Lavoro, perché i contratti a termine non sono nati con il Jobs Act. E ci saranno ancora

In uno dei suoi primi interventi da ministro del Lavoro, Luigi Di Maio ha sfoderato un vecchio cavallo di battaglia: la rivisitazione del Jobs act, la riforma dell’impiego varata dal governo Renzi nel 2014 e accusata di creare «troppa precarietà» in un mercato già stravolto dalla crisi. Una condizione conosciuta bene dai giovani, fra le categorie che hanno subìto di più la precarizzazione dei rapporti di lavoro. Tutta colpa del Jobs act e dell’occupazione creata sotto al suo regime dal 2015 al 2017? Non proprio, o almeno, non del tutto.

Da un lato, sono i numeri a confermare un aumento di contratti instabili negli ultimi tre anni: secondo i dati Inps le nuove assunzioni a tempo indeterminato di 15-29enni sono calate dalle 397.878 del periodo gennaio-ottobre 2015 alle 235.600 dello stesso frangente del 2017 (-144.278), a fronte di aumento di circa 500mila contratti a termine nello stesso periodo. Dall’altro la proliferazione di contratti a tempo e varianti instabili tra i giovani (e meno giovani) risale ad anni prima l’approvazione della riforma. E non sembra destinata a esaurirsi con un rimaneggiamento robusto del Jobs act, pur corresponsabile di un aumento del lavoro dettato più dalla quantità che dalla qualità dell’impiego.

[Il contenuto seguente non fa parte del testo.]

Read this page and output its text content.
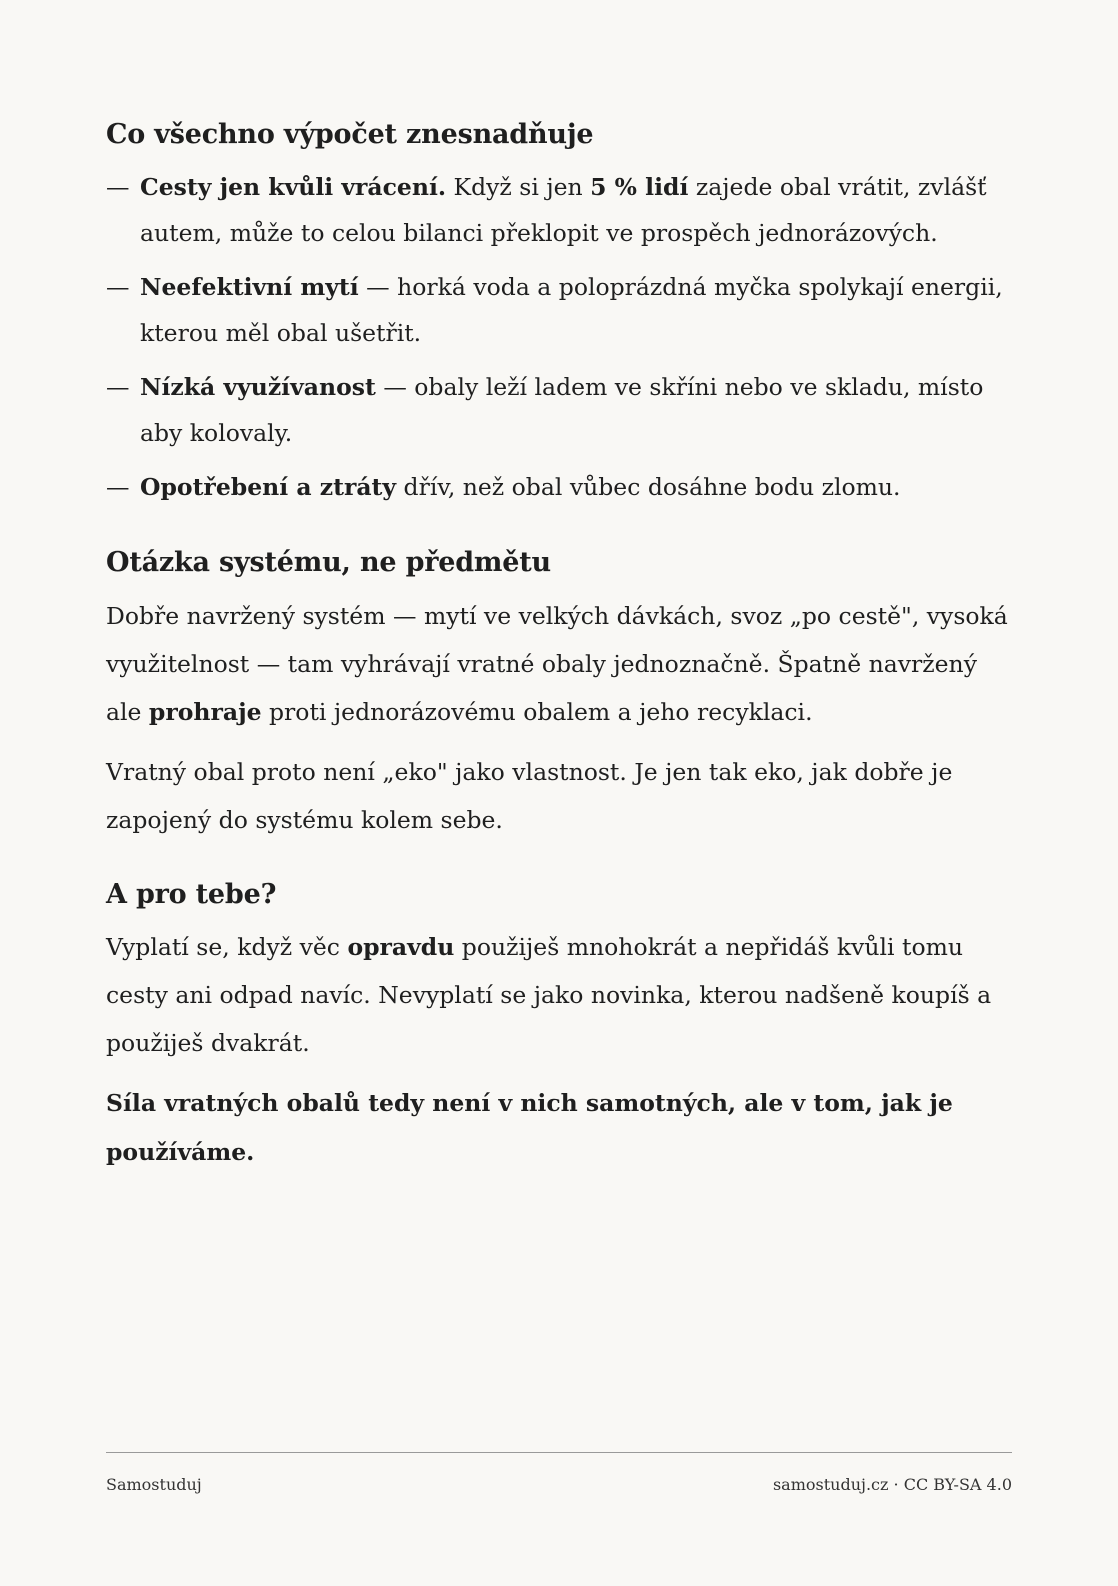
Co všechno výpočet znesnadňuje
— Cesty jen kvůli vrácení. Když si jen 5 % lidí zajede obal vrátit, zvlášť autem, může to celou bilanci překlopit ve prospěch jednorázových.
— Neefektivní mytí — horká voda a poloprázdná myčka spolykají energii, kterou měl obal ušetřit.
— Nízká využívanost — obaly leží ladem ve skříni nebo ve skladu, místo aby kolovaly.
— Opotřebení a ztráty dřív, než obal vůbec dosáhne bodu zlomu.
Otázka systému, ne předmětu

Dobře navržený systém — mytí ve velkých dávkách, svoz „po cestě", vysoká využitelnost — tam vyhrávají vratné obaly jednoznačně. Špatně navržený ale prohraje proti jednorázovému obalem a jeho recyklaci.

Vratný obal proto není „eko" jako vlastnost. Je jen tak eko, jak dobře je zapojený do systému kolem sebe.

A pro tebe?

Vyplatí se, když věc opravdu použiješ mnohokrát a nepřidáš kvůli tomu cesty ani odpad navíc. Nevyplatí se jako novinka, kterou nadšeně koupíš a použiješ dvakrát.

Síla vratných obalů tedy není v nich samotných, ale v tom, jak je používáme.

Samostuduj	samostuduj.cz · CC BY-SA 4.0
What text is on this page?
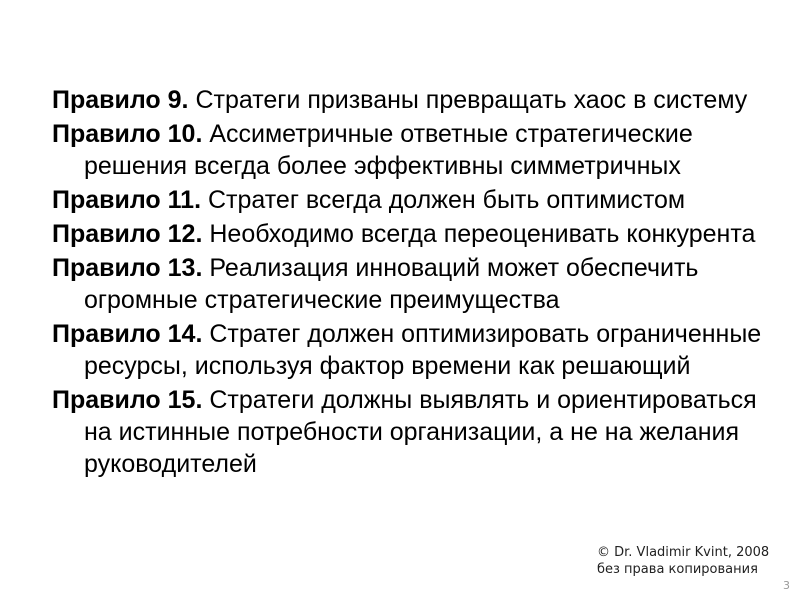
Правило 9. Стратеги призваны превращать хаос в систему
Правило 10. Ассиметричные ответные стратегические решения всегда более эффективны симметричных
Правило 11. Стратег всегда должен быть оптимистом
Правило 12. Необходимо всегда переоценивать конкурента
Правило 13. Реализация инноваций может обеспечить огромные стратегические преимущества
Правило 14. Стратег должен оптимизировать ограниченные ресурсы, используя фактор времени как решающий
Правило 15. Стратеги должны выявлять и ориентироваться на истинные потребности организации, а не на желания руководителей
© Dr. Vladimir Kvint, 2008
без права копирования
3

La crescita esplosiva dei contratti a tempo
La premessa è che l’espansione dei contratti a termine fra i giovani non è una realtà solo italiana. I dati di Eurostat, l’agenzia di statistica dell’Unione europea, mostrano che nel 2016 oltre il 40% degli under 24 europei risultava assunto con un contratto a termine. È vero che la scelta di prendere a campione la fascia dai 15 ai 24 anni viene messa in dubbio, perché ritenuta poco indicativa di un mercato che inizia a scaldarsi solo dopo i 20 anni. Ma fa comunque effetto vedere che fra i dipendenti 50enni la quota di contratti a termine si fermi al 6,9%, salendo a un massimo del 13% nella fascia fra i 25 e i 49 anni. In questo scenario, l’Italia è comunque riuscita a mantenersi su standard peggiori rispetto a quelli continentali.

Nel 2016, in pieno Jobs act, l’incidenza di contratti a tempo fra gli under 24 era pari al 54,7% (circa l’11% in più della media Ue). Scorrendo a ritroso i dati emerge che tra 2007 e 2012, con l’esplosione della crisi, il tasso di under 24 contrattualizzati per «lavori temporanei» è salito dal 42,3% al 52,9 per cento. Un balzo pari a oltre 10 volte l’incremento di rapporti precari registrati nello stesso periodo in Europa (saliti dal 41,3% al 42,1%, lo 0,8% in più), oltretutto a fronte di prospettive ben diverse per le fasi successive della propria carriera. Nel resto d’Europa, come abbiamo visto, i contratti a termine dai 25 anni in poi finiscono per scendere intorno al 10 per cento. In Italia, come abbiamo visto, i nuovi contratti a termine sono cresciuti a buon ritmo anche nella fascia dai 25 ai 29 anni nel triennio 2015-2017.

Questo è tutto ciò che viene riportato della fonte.